Est-ce que les biennales du graphisme ont aidé à résoudre ce problème ?
Toutes les Biennales du graphisme, de la plus ancienne qui est celle de Brno en République Tchèque, puis celle de Varsovie, etc. exposent surtout des affiches. Parmi les produits graphiques, les affiches donnent plus d’espace aux graphistes pour montrer leur art alors que dans une brochure ou un logo, le terrain est limité.
Le point positif des biennales iraniennes est que les graphistes qui travaillent dans les différentes régions du pays avec leurs propres standards ont, durant l’année, une stimulation pour créer une œuvre, et peut-être gagner un prix.
Dans quelle mesure les biennales ont pu faire connaître la nouvelle génération de graphistes ?
Elles ont une influence considérable. En Iran, deux éléments peuvent expliquer le développement du graphisme. D’abord, les événements liés à la Révolution islamique de 1979, pendant laquelle les graffitis et les affiches étaient au centre de l’action des révolutionnaires. Vous savez, quand nous sommes allés, avant la Révolution, au Ministère de la Culture et de l’Art pour inscrire la première association des graphistes, les employés de ce ministère ne savaient pas du tout ce qu’était le graphisme et ils pensaient que cela avait un rapport avec le trafic ! (car les deux mots ont les mêmes sonorités et le même rythme en persan). C’est seulement après la Révolution que les gens ont connu cette profession.
Ensuite, les Biennales du graphisme, à partir de 1988, ont aussi permis à la société iranienne d’accepter cette profession.
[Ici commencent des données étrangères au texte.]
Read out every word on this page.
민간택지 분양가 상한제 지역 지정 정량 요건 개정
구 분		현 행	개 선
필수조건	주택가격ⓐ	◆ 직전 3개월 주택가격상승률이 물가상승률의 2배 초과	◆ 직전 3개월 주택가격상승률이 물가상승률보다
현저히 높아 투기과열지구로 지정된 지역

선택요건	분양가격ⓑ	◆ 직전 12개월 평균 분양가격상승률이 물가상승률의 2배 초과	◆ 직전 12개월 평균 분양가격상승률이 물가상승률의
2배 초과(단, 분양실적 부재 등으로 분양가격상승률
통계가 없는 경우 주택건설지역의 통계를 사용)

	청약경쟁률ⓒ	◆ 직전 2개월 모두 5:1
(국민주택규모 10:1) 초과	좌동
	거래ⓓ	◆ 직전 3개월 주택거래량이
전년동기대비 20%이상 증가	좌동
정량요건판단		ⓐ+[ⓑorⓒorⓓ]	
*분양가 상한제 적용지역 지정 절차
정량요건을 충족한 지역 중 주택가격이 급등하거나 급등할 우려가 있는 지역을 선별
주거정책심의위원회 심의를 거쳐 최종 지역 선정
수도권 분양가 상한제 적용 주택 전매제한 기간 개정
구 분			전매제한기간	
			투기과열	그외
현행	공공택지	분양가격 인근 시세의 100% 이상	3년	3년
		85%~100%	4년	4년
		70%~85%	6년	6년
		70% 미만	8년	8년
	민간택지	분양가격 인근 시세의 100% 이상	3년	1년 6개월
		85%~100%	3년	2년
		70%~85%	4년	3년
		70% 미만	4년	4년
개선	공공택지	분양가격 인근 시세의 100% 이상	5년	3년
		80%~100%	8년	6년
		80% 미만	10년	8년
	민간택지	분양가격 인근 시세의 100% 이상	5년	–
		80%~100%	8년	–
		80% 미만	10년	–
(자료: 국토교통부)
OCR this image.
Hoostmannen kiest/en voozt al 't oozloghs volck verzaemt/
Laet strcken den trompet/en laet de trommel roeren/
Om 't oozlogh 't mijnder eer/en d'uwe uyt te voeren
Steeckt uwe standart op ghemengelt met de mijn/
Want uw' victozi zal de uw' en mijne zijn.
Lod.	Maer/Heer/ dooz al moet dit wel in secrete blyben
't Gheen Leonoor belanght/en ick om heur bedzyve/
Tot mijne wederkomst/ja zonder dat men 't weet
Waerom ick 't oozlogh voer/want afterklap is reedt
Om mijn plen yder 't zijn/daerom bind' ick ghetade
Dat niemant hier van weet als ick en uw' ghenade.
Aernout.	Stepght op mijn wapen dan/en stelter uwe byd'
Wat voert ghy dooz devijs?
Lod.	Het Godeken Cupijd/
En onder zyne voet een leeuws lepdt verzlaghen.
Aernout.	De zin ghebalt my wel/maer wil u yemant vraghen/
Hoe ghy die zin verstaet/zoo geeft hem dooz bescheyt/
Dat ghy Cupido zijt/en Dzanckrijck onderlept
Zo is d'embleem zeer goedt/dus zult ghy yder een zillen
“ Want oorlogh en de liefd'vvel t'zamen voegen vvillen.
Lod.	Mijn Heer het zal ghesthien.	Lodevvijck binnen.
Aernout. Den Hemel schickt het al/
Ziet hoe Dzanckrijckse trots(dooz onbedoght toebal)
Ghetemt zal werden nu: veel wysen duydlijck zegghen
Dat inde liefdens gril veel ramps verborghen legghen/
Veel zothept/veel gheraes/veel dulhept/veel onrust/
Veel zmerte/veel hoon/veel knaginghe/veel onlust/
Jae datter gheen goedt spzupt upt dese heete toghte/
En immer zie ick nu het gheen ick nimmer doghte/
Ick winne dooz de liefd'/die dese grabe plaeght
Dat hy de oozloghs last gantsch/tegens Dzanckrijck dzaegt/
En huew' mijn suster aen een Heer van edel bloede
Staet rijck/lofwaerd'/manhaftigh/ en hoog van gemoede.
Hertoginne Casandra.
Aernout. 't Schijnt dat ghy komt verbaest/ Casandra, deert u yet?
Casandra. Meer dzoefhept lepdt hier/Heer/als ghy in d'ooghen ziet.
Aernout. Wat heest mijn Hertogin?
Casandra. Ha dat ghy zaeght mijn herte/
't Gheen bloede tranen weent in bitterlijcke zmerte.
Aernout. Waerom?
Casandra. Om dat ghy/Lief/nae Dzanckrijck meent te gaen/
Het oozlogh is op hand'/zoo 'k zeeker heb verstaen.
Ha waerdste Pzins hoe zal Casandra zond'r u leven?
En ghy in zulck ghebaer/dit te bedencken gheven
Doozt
Après tout ça, nous, les graphistes, avons fondé l’Association des Designers-Graphistes, dont Momayez, Farhâdi, moi-même et certains autres étions les premiers membres. Après quelques biennales organisées par le Centre des Arts Plastiques du Ministère de la Culture et de l’Orientation islamique, cette association s’est fortifiée. Au moment de la présidence de Khâtami, ce syndicat a organisé, à l’aide des supports financiers du Centre des Arts Plastiques du Ministère de la Culture et de l’Orientation islamique, trois biennales. Pour la biennale de 2008, nous avons décidé, avec l’accord du Centre, de les transformer en biennales internationales.
Quelles ont été la meilleure et la pire des biennales d’après vous ?
La 7ème était la meilleure car les graphistes ont compris quelles œuvres il fallait présenter. Peut-être que la 8ème biennale, avec son caractère international, a connu quelques difficultés. La pire à mon avis fut la première biennale car les graphistes ne savaient pas quoi présenter et les buts de cette biennale n’étaient pas précis. Je crois qu’à ce moment-là, on voulait surtout réunir les graphistes plutôt que de faire attention à la qualité de leurs œuvres artistiques.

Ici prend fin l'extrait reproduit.